Hani derler ya, “memleketim.” Bizim memleketin hali ne? Birileri gelmiş, bir yerlerden düğmeye basmış; her köşe başı kazılmış. Sanki bütün şehre bypass ameliyatı yapılıyor. Hâlâ anlamış değilim. Bu işin bir planı, bir programı olmaz mı? Bir cadde bitmeden, hemen yanındakine neden başlanır?
Şu toz duman yok mu, o benim en çok canımı yakan. Sabah kalkıyorsun, camın kapalıyken bile içerisi zımpara tozu gibi. Arabanı yıkatıyorsun, daha beş dakika geçmeden üzerini kalın bir tabaka kaplıyor. Bu havayı soluyoruz biz! Çocuklarımıza bu kirli havayı yediriyoruz. Bir kentin en temel hakkı olan temiz hava, bizde lüks olmuş.
Bakın, ben bu kadar sorumsuzluk görmedim. Yerel yönetim, idareciler… Tamam, hizmet yapıyorsunuz, eyvallah. Ama bu nasıl bir koordinasyonsuzluk? Bu nasıl bir vurdumduymazlık? Bir işi yaparken insan, o işin yapıldığı yerde yaşayanı hiç mi düşünmez? Sanki Silopi’de insan yaşamıyor da, bomboş bir arazi üzerinde deneme yapıyorlar. Bir çukur kapatılır, hemen iki metre ilerisi yeniden açılır. Bu bitmeyen kazılar, bu sonsuz döngü neyin nesi?
### Asıl Çözümsüzlük: Toplumun Sessizliği
Ama asıl içimi acıtan… Ne yerel idarenin beceriksizliği, ne o bitmeyen toz. Benim asıl derdim, bizim sessizliğimiz. Bu karmaşa karşısında yükselmeyen ortak ses.
– **Esnaf kardeşlerim:** Dükkânınızın önünden geçen müşteri, toza batmamak için yolunu değiştiriyor. İşiniz aksıyor. Neden sesiniz çıkmıyor?
– **STK’lar, dernekler:** Hani siz halkın sesiydiniz? Bu kirlilik, bu düzensizlik karşısında neden tek bir açıklama yapmazsınız? Ne bekliyorsunuz? Şehrin tamamen yok olmasını mı?
– **Komşularım, Silopili hemşerilerim:** En çok da size şaşırıyorum. Her gün bu çileyi çekiyoruz. Evimiz kirleniyor, sağlığımız bozuluyor. Kahvede, evde homurdanıp duruyoruz ama neden toplu bir itiraz sesi çıkaramıyoruz?

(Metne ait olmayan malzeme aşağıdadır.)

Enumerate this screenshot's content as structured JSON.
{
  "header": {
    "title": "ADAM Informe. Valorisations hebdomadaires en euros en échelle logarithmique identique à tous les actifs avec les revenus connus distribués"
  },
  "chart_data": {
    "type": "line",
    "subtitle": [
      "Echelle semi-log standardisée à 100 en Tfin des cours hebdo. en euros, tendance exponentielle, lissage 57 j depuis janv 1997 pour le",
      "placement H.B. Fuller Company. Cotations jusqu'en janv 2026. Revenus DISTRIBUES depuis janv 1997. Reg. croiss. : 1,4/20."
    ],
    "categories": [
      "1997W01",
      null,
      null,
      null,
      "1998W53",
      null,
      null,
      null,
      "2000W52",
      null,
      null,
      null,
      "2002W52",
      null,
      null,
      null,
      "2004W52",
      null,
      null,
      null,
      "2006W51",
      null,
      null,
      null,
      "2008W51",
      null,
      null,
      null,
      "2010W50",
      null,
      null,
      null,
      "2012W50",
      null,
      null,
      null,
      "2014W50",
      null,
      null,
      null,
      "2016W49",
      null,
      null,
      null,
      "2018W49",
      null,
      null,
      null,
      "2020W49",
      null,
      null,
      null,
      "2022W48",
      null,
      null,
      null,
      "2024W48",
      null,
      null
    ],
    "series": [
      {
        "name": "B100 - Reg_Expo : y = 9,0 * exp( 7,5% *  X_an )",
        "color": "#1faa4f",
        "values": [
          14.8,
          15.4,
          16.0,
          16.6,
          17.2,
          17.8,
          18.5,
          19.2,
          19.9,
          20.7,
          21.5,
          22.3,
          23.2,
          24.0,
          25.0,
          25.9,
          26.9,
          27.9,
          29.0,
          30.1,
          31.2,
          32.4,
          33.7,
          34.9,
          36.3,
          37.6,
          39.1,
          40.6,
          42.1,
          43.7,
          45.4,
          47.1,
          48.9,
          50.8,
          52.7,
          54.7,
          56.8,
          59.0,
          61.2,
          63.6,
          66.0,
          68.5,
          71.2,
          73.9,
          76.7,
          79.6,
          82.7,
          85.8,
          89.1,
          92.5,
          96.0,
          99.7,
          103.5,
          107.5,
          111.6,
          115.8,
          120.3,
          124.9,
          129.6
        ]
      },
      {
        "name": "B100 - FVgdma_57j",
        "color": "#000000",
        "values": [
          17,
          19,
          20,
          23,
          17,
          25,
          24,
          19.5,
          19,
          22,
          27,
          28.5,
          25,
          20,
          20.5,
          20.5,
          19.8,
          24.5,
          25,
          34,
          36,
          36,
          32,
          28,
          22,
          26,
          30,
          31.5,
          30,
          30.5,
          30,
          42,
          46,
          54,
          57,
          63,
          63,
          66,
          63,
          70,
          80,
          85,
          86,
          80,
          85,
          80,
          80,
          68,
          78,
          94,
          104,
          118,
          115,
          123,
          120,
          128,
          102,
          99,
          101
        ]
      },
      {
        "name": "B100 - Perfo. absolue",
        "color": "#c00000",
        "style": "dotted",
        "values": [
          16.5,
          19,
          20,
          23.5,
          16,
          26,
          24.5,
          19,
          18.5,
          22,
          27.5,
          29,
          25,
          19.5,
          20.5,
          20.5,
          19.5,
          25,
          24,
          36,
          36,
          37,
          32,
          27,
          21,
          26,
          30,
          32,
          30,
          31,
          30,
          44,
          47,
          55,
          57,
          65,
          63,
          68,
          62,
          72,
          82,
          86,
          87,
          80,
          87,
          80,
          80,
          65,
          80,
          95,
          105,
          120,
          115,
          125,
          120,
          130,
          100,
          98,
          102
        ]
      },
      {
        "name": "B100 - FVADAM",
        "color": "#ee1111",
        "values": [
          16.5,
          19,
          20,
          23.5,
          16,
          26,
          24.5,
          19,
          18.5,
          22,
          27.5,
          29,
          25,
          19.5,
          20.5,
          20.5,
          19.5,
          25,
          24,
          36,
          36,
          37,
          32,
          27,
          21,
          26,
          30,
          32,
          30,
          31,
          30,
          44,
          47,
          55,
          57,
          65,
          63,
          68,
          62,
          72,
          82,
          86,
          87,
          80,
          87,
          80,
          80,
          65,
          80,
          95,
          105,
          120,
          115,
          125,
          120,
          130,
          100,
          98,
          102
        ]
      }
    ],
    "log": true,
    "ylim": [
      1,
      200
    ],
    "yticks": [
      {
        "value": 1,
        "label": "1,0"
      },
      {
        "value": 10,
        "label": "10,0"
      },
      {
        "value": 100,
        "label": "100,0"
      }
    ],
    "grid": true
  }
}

İdareci, ses çıkmayınca “Demek ki memnunlar” diye düşünür. “Bir sustu, biz konuşmayı mı bırakacağız!” İşte bu laf, her Silopilinin kulağına küpe olmalı. Eğer biz bu sessizliği bozmazsak, bu toz duman bitmeyecek. Eğer biz, “Yeter artık, düzenli yapın bu işi!” demezsek, bu şehir, kendi kaderine terk edilmiş bir şantiye olarak kalacak.
Silopi’nin sahipleri biziz. Bu şehri seven biziz. Eğer hakkımızı aramazsak, bu rezalet daha yıllarca sürer. Bu içten gelen bir yakarış, bir sitem. Sadece bir kişi konuştu diye, arkamızı dönüp gitmeyelim. Konuşmaya devam edelim. Ta ki o son kazma vurulup, son toz zerresi temizlenene kadar!